Lalonde emphasized, at a press conference on Wednesday, that she wants the bill to be the starting point for a discussion, not the end of it: “Listening is the best way to identify problems that require government solutions. Real conversations with the public about evidence and possible options, real facts about the reasons behind decisions, including what other options were considered, are a new way that will imbue the results with real democratic legitimacy.”
She’s not the only one thinking about tweaks at Queen’s Park. There’s a Parliamentary Reform Caucus whose members — Liberal Nathalie Des Rosiers, Green leader Mike Schreiner, and former Tory MPP Randy Hillier — want to see changes to the way the legislative assembly runs things.
Parties in opposition always have lots of great ideas for parliamentary reform. But when they get to government, there’s somehow always another priority. The Ontario Liberals may have met the letter of their 2003 pledge to hold a referendum on electoral reform, but, by 2007, nobody was in any doubt as to which side they were on. (Guess what: the status quo worked for them.) Online voting? “Citizen juries” to debate major policy changes? More power for legislative committees? No, no, and no. Serious campaign finance reform? Not until the party was shamed into it — in 2016. All these things were promised in the 2003 Liberal platform, and they all fell off the radar.
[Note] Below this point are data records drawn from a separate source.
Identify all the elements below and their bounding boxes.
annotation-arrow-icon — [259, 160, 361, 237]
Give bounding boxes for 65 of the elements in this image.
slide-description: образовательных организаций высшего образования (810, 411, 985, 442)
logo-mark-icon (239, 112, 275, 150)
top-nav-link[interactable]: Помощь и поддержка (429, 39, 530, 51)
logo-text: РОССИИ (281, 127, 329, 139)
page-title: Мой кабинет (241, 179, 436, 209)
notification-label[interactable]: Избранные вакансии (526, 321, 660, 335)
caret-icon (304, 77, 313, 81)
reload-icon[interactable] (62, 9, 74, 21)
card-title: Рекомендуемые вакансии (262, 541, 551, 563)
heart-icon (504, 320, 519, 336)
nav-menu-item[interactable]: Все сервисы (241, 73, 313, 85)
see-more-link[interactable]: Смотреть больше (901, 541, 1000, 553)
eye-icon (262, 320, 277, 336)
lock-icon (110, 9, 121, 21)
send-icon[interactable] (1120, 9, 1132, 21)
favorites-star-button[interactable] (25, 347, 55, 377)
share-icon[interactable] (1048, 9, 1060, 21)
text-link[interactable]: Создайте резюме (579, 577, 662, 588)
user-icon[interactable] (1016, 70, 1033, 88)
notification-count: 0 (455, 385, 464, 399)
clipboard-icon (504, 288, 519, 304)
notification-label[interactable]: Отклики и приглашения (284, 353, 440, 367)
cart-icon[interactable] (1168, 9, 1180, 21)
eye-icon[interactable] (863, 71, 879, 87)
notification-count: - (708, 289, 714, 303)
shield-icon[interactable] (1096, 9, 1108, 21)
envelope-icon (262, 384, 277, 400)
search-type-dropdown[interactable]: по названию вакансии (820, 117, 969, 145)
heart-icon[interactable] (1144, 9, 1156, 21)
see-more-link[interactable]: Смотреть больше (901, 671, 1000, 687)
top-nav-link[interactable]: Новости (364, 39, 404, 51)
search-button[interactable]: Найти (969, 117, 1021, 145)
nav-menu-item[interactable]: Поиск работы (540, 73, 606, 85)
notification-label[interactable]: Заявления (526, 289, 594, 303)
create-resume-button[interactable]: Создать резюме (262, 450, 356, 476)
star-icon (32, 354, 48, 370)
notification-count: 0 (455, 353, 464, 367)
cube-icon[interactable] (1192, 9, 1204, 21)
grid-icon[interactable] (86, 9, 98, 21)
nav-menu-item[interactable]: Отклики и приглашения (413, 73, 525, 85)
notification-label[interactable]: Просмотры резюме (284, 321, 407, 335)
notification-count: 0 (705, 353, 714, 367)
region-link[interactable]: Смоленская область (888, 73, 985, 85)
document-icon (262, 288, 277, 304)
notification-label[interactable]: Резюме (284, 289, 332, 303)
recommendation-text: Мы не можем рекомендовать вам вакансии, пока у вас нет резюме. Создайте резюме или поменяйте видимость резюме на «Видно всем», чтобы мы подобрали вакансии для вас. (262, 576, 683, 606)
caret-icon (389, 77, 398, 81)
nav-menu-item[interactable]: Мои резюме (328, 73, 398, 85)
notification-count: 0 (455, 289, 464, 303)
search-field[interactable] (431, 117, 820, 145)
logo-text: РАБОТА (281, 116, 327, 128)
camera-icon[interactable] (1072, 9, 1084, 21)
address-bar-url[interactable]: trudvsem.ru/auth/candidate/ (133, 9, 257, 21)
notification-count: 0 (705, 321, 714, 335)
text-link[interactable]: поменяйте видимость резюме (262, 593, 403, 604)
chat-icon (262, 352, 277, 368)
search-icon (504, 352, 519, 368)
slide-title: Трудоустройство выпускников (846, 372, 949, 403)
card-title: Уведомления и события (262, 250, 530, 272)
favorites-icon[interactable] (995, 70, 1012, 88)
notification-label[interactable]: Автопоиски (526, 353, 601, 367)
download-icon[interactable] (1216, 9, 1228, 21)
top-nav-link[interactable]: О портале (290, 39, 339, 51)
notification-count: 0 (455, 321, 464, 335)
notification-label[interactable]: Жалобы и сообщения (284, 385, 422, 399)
The Tories, for their part, don’t seem to be breaking the pattern. They had little enough in their election platform, but there was a clear commitment to restore the powers of the auditor general to scrutinize and, if necessary, reject government advertising that was deemed too partisan. They haven’t done that yet, and they’re reportedly planning a major ad campaign targeting the federal carbon tax. The thing that was an outrage in opposition became an opportunity in government.
Maybe — just maybe — the severity of the Liberal defeat in 2018 will have chastened them. It’s been nearly a year since the election reduced them to the status of unofficial party, and the experience hasn’t been a happy one. The question is, if the Liberals manage to form the next government, will they remember only how bad it was to be powerless at Queen’s Park — or will they take something more constructive from their time in purgatory?